First base belongs to 33-year-old Ryan Zimmerman. After a forgettable 2016 season, Zimmerman made some adjustments – and was healthier – to lead him to one hell of a bounce-back year. His OPS in 2016 was .642; in 2017, it was .930. He made a more concerted effort to put the ball in the air, resulting in 36 home runs and a .573 slugging percentage. It seems like a reasonable assumption that Zimmerman can repeat those results. Needless to say, the key to another big season for him is staying healthy.

Matt Wieters, coming off of a down year, will be the regular catcher once again. In 123 games last season, Wieters hit .225/.288/.344, easily the worst offensive performance of his career. He still played good defense and handled the pitching staff with aplomb, so it’s a position at which the Nationals can accept subpar offense. He’ll likely be backed up by Miguel Montero with Pedro Severino waiting in the wings.

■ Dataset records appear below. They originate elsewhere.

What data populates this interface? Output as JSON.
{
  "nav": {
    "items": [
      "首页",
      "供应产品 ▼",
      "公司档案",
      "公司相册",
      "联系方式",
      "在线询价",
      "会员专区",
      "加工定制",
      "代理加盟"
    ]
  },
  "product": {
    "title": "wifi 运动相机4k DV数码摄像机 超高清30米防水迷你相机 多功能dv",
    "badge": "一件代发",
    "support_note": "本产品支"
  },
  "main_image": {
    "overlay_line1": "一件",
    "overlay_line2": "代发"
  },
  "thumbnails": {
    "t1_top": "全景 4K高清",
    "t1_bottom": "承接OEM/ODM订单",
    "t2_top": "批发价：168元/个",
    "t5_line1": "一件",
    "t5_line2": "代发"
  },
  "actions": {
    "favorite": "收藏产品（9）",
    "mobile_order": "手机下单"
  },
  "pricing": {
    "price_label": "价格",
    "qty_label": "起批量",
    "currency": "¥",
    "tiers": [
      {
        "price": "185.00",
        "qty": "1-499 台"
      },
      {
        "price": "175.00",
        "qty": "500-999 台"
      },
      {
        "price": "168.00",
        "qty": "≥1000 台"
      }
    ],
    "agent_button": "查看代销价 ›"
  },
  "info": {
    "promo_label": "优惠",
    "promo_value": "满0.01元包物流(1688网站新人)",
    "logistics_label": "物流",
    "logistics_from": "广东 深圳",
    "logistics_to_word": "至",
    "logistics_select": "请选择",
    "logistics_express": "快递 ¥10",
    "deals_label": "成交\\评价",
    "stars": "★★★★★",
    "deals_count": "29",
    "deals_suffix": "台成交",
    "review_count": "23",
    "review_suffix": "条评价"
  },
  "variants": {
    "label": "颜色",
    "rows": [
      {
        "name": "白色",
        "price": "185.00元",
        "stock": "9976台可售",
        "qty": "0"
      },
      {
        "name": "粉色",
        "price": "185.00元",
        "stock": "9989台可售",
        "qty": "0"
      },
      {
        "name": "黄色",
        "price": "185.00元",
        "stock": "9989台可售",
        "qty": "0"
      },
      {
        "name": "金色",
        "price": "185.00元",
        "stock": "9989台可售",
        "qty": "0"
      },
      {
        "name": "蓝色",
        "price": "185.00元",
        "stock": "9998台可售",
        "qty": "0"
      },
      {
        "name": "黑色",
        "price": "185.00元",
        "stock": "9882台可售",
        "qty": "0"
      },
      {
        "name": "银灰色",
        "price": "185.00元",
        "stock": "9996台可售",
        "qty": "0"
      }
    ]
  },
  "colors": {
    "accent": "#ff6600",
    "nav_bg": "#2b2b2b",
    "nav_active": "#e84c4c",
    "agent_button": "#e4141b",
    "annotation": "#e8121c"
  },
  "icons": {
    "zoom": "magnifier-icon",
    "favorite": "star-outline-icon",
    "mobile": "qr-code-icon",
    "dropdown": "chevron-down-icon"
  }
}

FanGraphs (89) and PECOTA (88) are both projecting fewer than 90 wins for the Nationals. I’m usually one not to stray too much from the projections, but that feels light to me. The Nationals won 97 games last year and the club is arguably better, getting Eaton back. Murphy probably won’t be out for too long and a lot of the outstanding performers from 2017 should be expected to be excellent again in 2018. I’m straying from the projections here.